If the constant $a>0$ , the parabola opens upward and the vertex is at its lowest point and the function would have a minimum value.
If the constant $a<0$ , the parabola opens downward and the vertex is at its highest point and the function would have a maximum value.
Also, consider the given function: $f\left( x \right)=-4{{x}^{2}}+8x-3$. Here $a<0$ and thus the function will have a maximum value.
(b)
Let us consider a quadratic function $f\left( x \right)=a{{x}^{2}}+bx+c$.
If the constant $a>0$ , then the function has a minimum that occurs at $x=-\frac{b}{2a}$ and the minimum value is $f\left( -\frac{b}{2a} \right)$.
If the constant $a<0$ , then the function has a maximum that occurs at $x=-\frac{b}{2a}$ and the minimum value is $f\left( -\frac{b}{2a} \right)$.

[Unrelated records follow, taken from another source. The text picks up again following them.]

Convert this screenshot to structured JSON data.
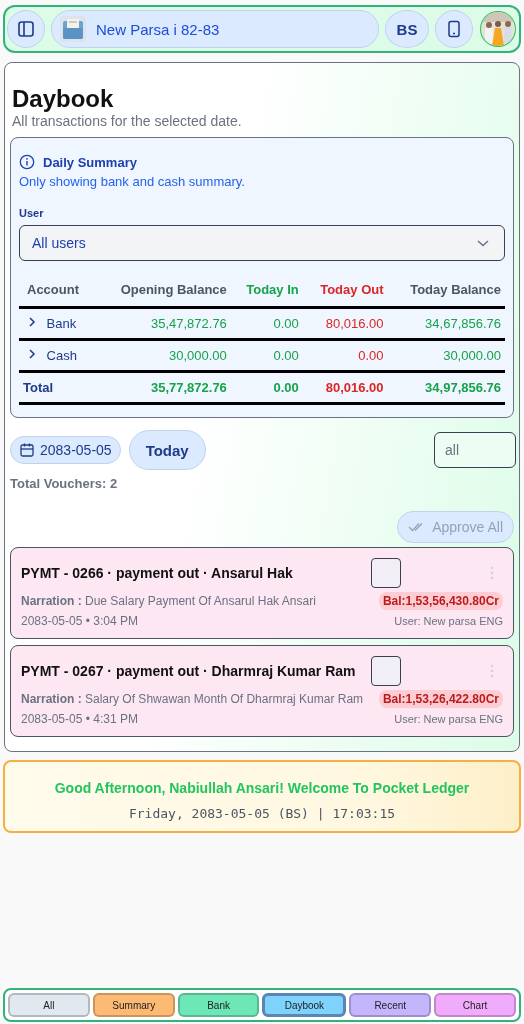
{
  "header": {
    "company": "New Parsa i 82-83",
    "calendar": "BS"
  },
  "page": {
    "title": "Daybook",
    "subtitle": "All transactions for the selected date."
  },
  "summary": {
    "title": "Daily Summary",
    "note": "Only showing bank and cash summary.",
    "user_label": "User",
    "user_value": "All users",
    "columns": [
      "Account",
      "Opening Balance",
      "Today In",
      "Today Out",
      "Today Balance"
    ],
    "rows": [
      {
        "account": "Bank",
        "opening": "35,47,872.76",
        "in": "0.00",
        "out": "80,016.00",
        "balance": "34,67,856.76",
        "expanded": false
      },
      {
        "account": "Cash",
        "opening": "30,000.00",
        "in": "0.00",
        "out": "0.00",
        "balance": "30,000.00",
        "expanded": false
      }
    ],
    "total": {
      "account": "Total",
      "opening": "35,77,872.76",
      "in": "0.00",
      "out": "80,016.00",
      "balance": "34,97,856.76"
    }
  },
  "date": "2083-05-05",
  "today_button": "Today",
  "filter_value": "all",
  "total_vouchers": "Total Vouchers: 2",
  "approve_all": "Approve All",
  "vouchers": [
    {
      "title": "PYMT - 0266 · payment out · Ansarul Hak",
      "narration_label": "Narration :",
      "narration": "Due Salary Payment Of Ansarul Hak Ansari",
      "time": "2083-05-05 • 3:04 PM",
      "balance": "Bal:1,53,56,430.80Cr",
      "user": "User: New parsa ENG",
      "checked": false
    },
    {
      "title": "PYMT - 0267 · payment out · Dharmraj Kumar Ram",
      "narration_label": "Narration :",
      "narration": "Salary Of Shwawan Month Of Dharmraj Kumar Ram",
      "time": "2083-05-05 • 4:31 PM",
      "balance": "Bal:1,53,26,422.80Cr",
      "user": "User: New parsa ENG",
      "checked": false
    }
  ],
  "greeting": {
    "message": "Good Afternoon, Nabiullah Ansari! Welcome To Pocket Ledger",
    "datetime": "Friday, 2083-05-05 (BS) | 17:03:15"
  },
  "tabs": [
    {
      "label": "All",
      "color": "#e2e8f0",
      "selected": false
    },
    {
      "label": "Summary",
      "color": "#fdba74",
      "selected": false
    },
    {
      "label": "Bank",
      "color": "#6ee7b7",
      "selected": false
    },
    {
      "label": "Daybook",
      "color": "#7dd3fc",
      "selected": true
    },
    {
      "label": "Recent",
      "color": "#c4b5fd",
      "selected": false
    },
    {
      "label": "Chart",
      "color": "#f0abfc",
      "selected": false
    }
  ]
}
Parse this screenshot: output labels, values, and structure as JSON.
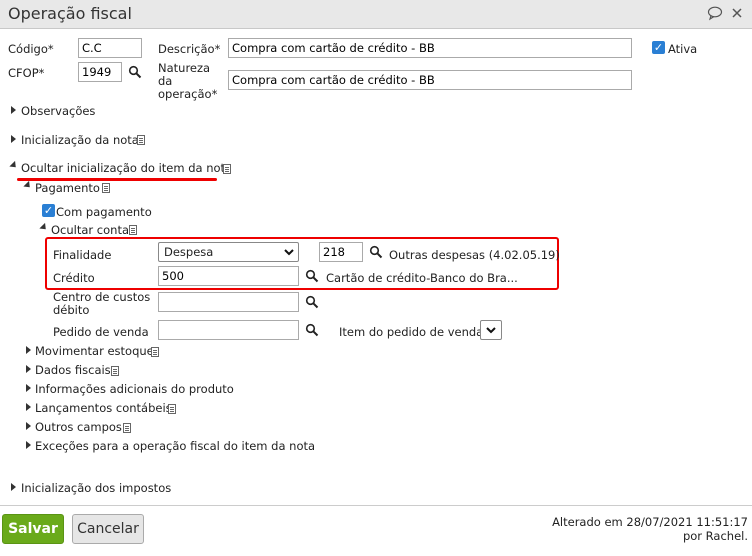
{
  "window": {
    "title": "Operação fiscal"
  },
  "header": {
    "codigo_label": "Código*",
    "codigo_value": "C.C",
    "descricao_label": "Descrição*",
    "descricao_value": "Compra com cartão de crédito - BB",
    "ativa_label": "Ativa",
    "cfop_label": "CFOP*",
    "cfop_value": "1949",
    "natureza_label_1": "Natureza",
    "natureza_label_2": "da",
    "natureza_label_3": "operação*",
    "natureza_value": "Compra com cartão de crédito - BB"
  },
  "sections": {
    "observacoes": "Observações",
    "inicializacao_nota": "Inicialização da nota",
    "ocultar_item": "Ocultar inicialização do item da nota",
    "pagamento": "Pagamento",
    "com_pagamento": "Com pagamento",
    "ocultar_conta": "Ocultar conta"
  },
  "conta": {
    "finalidade_label": "Finalidade",
    "finalidade_value": "Despesa",
    "finalidade_code": "218",
    "finalidade_desc": "Outras despesas (4.02.05.19)",
    "credito_label": "Crédito",
    "credito_value": "500",
    "credito_desc": "Cartão de crédito-Banco do Bra...",
    "centro_label_1": "Centro de custos",
    "centro_label_2": "débito",
    "pedido_label": "Pedido de venda",
    "item_pedido_label": "Item do pedido de venda"
  },
  "item_sections": [
    "Movimentar estoque",
    "Dados fiscais",
    "Informações adicionais do produto",
    "Lançamentos contábeis",
    "Outros campos",
    "Exceções para a operação fiscal do item da nota"
  ],
  "inicializacao_impostos": "Inicialização dos impostos",
  "footer": {
    "save_label": "Salvar",
    "cancel_label": "Cancelar",
    "altered_line1": "Alterado em 28/07/2021 11:51:17",
    "altered_line2": "por Rachel."
  },
  "colors": {
    "save": "#6aaa1a",
    "accent": "#2a7fd4",
    "highlight": "#e00000"
  }
}
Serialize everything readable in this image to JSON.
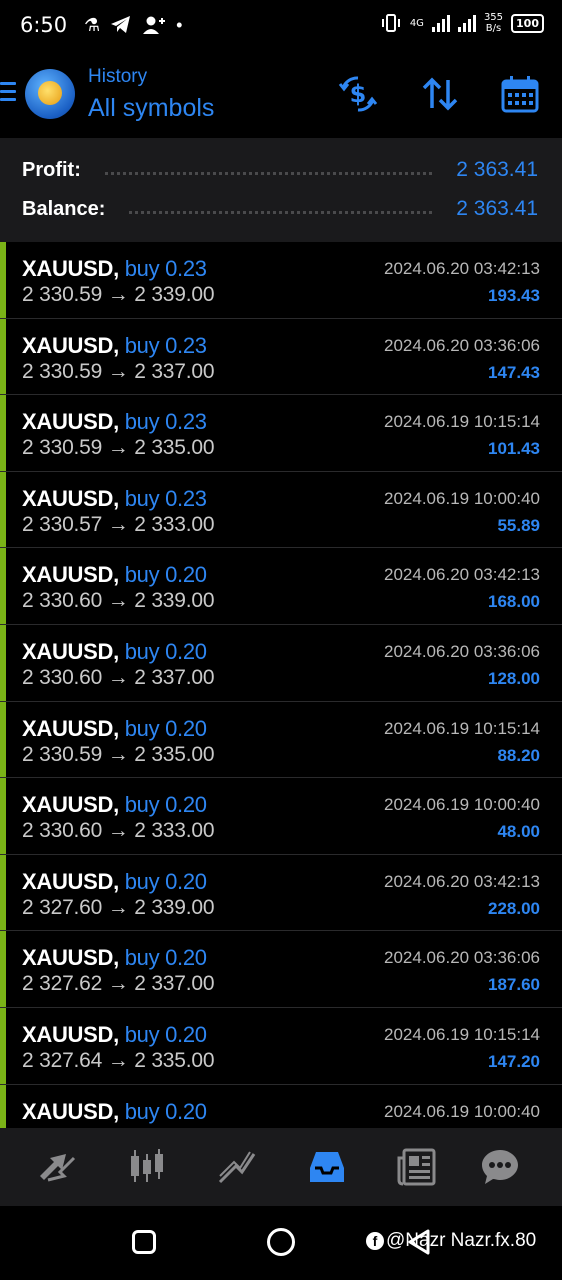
{
  "status_bar": {
    "time": "6:50",
    "net_type": "4G",
    "net_speed": "355",
    "net_speed_unit": "B/s",
    "battery": "100"
  },
  "header": {
    "subtitle": "History",
    "title": "All symbols",
    "icons": [
      "currency-exchange-icon",
      "sort-icon",
      "calendar-icon"
    ]
  },
  "summary": {
    "profit_label": "Profit:",
    "profit_value": "2 363.41",
    "balance_label": "Balance:",
    "balance_value": "2 363.41"
  },
  "trades": [
    {
      "symbol": "XAUUSD,",
      "direction": "buy 0.23",
      "prices": "2 330.59 → 2 339.00",
      "datetime": "2024.06.20 03:42:13",
      "profit": "193.43"
    },
    {
      "symbol": "XAUUSD,",
      "direction": "buy 0.23",
      "prices": "2 330.59 → 2 337.00",
      "datetime": "2024.06.20 03:36:06",
      "profit": "147.43"
    },
    {
      "symbol": "XAUUSD,",
      "direction": "buy 0.23",
      "prices": "2 330.59 → 2 335.00",
      "datetime": "2024.06.19 10:15:14",
      "profit": "101.43"
    },
    {
      "symbol": "XAUUSD,",
      "direction": "buy 0.23",
      "prices": "2 330.57 → 2 333.00",
      "datetime": "2024.06.19 10:00:40",
      "profit": "55.89"
    },
    {
      "symbol": "XAUUSD,",
      "direction": "buy 0.20",
      "prices": "2 330.60 → 2 339.00",
      "datetime": "2024.06.20 03:42:13",
      "profit": "168.00"
    },
    {
      "symbol": "XAUUSD,",
      "direction": "buy 0.20",
      "prices": "2 330.60 → 2 337.00",
      "datetime": "2024.06.20 03:36:06",
      "profit": "128.00"
    },
    {
      "symbol": "XAUUSD,",
      "direction": "buy 0.20",
      "prices": "2 330.59 → 2 335.00",
      "datetime": "2024.06.19 10:15:14",
      "profit": "88.20"
    },
    {
      "symbol": "XAUUSD,",
      "direction": "buy 0.20",
      "prices": "2 330.60 → 2 333.00",
      "datetime": "2024.06.19 10:00:40",
      "profit": "48.00"
    },
    {
      "symbol": "XAUUSD,",
      "direction": "buy 0.20",
      "prices": "2 327.60 → 2 339.00",
      "datetime": "2024.06.20 03:42:13",
      "profit": "228.00"
    },
    {
      "symbol": "XAUUSD,",
      "direction": "buy 0.20",
      "prices": "2 327.62 → 2 337.00",
      "datetime": "2024.06.20 03:36:06",
      "profit": "187.60"
    },
    {
      "symbol": "XAUUSD,",
      "direction": "buy 0.20",
      "prices": "2 327.64 → 2 335.00",
      "datetime": "2024.06.19 10:15:14",
      "profit": "147.20"
    },
    {
      "symbol": "XAUUSD,",
      "direction": "buy 0.20",
      "prices": "",
      "datetime": "2024.06.19 10:00:40",
      "profit": ""
    }
  ],
  "bottom_nav": [
    "quotes-icon",
    "chart-icon",
    "trade-icon",
    "history-icon",
    "news-icon",
    "messages-icon"
  ],
  "colors": {
    "accent": "#2e86f2",
    "buy_bar": "#7ab317",
    "panel": "#1a1a1c"
  },
  "watermark": "@Nazr Nazr.fx.80"
}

Also, consider the given function $f\left( x \right)=-4{{x}^{2}}+8x-3$. Here $a<0$ and thus the function will have a maximum value.
Here, $a=-4,\ b=8$.
The function has a maximum at
$\begin{align}
& x=-\frac{b}{2a} \\
& =\frac{8}{8} \\
& =1.
\end{align}$
And the maximum value can be determined by calculating $f\left( 1 \right)$:
$\begin{align}
& f\left( 1 \right)=-4{{\left( 1 \right)}^{2}}+8\left( 1 \right)-3 \\
& =1.
\end{align}$
(c)
So, the function corresponds to every input on $x$ -axis as it widens at both ends. Thus, the domain of the function is $\left( -\infty ,\ \infty \right)$.
The vertex is the highest point of the function and all the outputs fall at or below $1$. Thus, the range of the function is $\left( -\infty ,\ 1 \right]$.